Ser adulto parece sencillo cuando uno es chico.
Desde afuera, los adultos pueden decidir qué comer, a qué hora dormir, qué comprar y cómo organizar su tiempo. Nadie les dice que hagan la tarea y, en teoría, tienen libertad para elegir.
Después uno crece y descubre la otra parte.
Ser adulto también significa pagar facturas, impuestos, servicios, alquileres, tarjetas y gastos que aparecen todos los meses con una puntualidad admirable.
La luz, el gas, Internet, el teléfono y las expensas no preguntan si tuvimos una semana complicada. Simplemente llegan.
Y lo más extraño es la manera en que terminamos aceptándolo.
Pagamos algo que no queríamos pagar, vemos cómo disminuye el saldo de la cuenta y, aun así, respondemos:
—Gracias.
Tal vez agradecemos porque nos atendieron bien. Quizá porque el pago fue aprobado. O porque, después de varios intentos, la aplicación finalmente funcionó.

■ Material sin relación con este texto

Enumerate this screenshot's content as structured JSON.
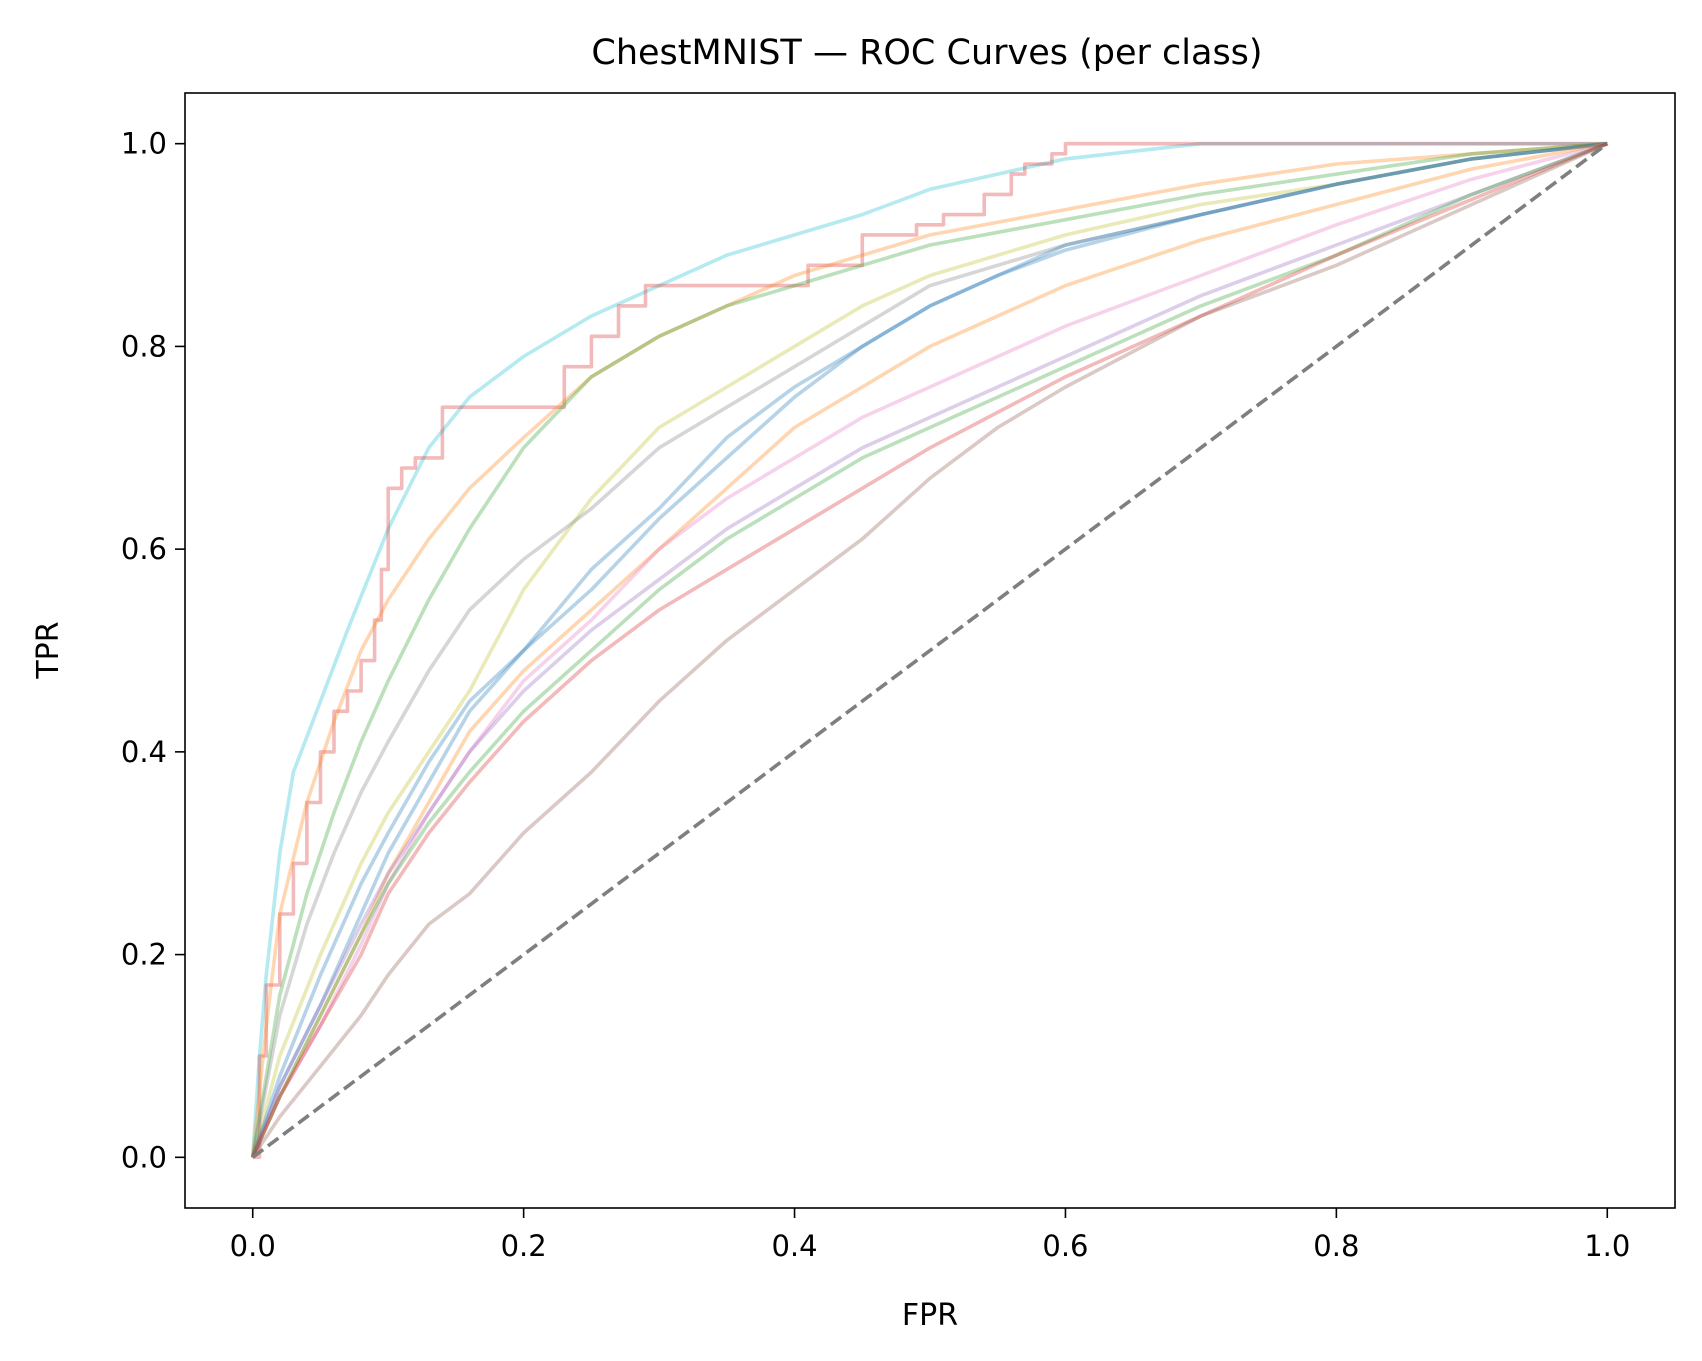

Pero la escena no deja de ser absurda: entregamos dinero para cumplir con una obligación y encima nos despedimos con educación.
💳 Pagás gastos que no elegiste.
🧾 Recibís facturas todos los meses.
😅 Y cuando terminás, todavía decís “gracias”.
Ser adulto no siempre es difícil.
A veces es simplemente pagar cosas que no querés… y agradecer por la experiencia.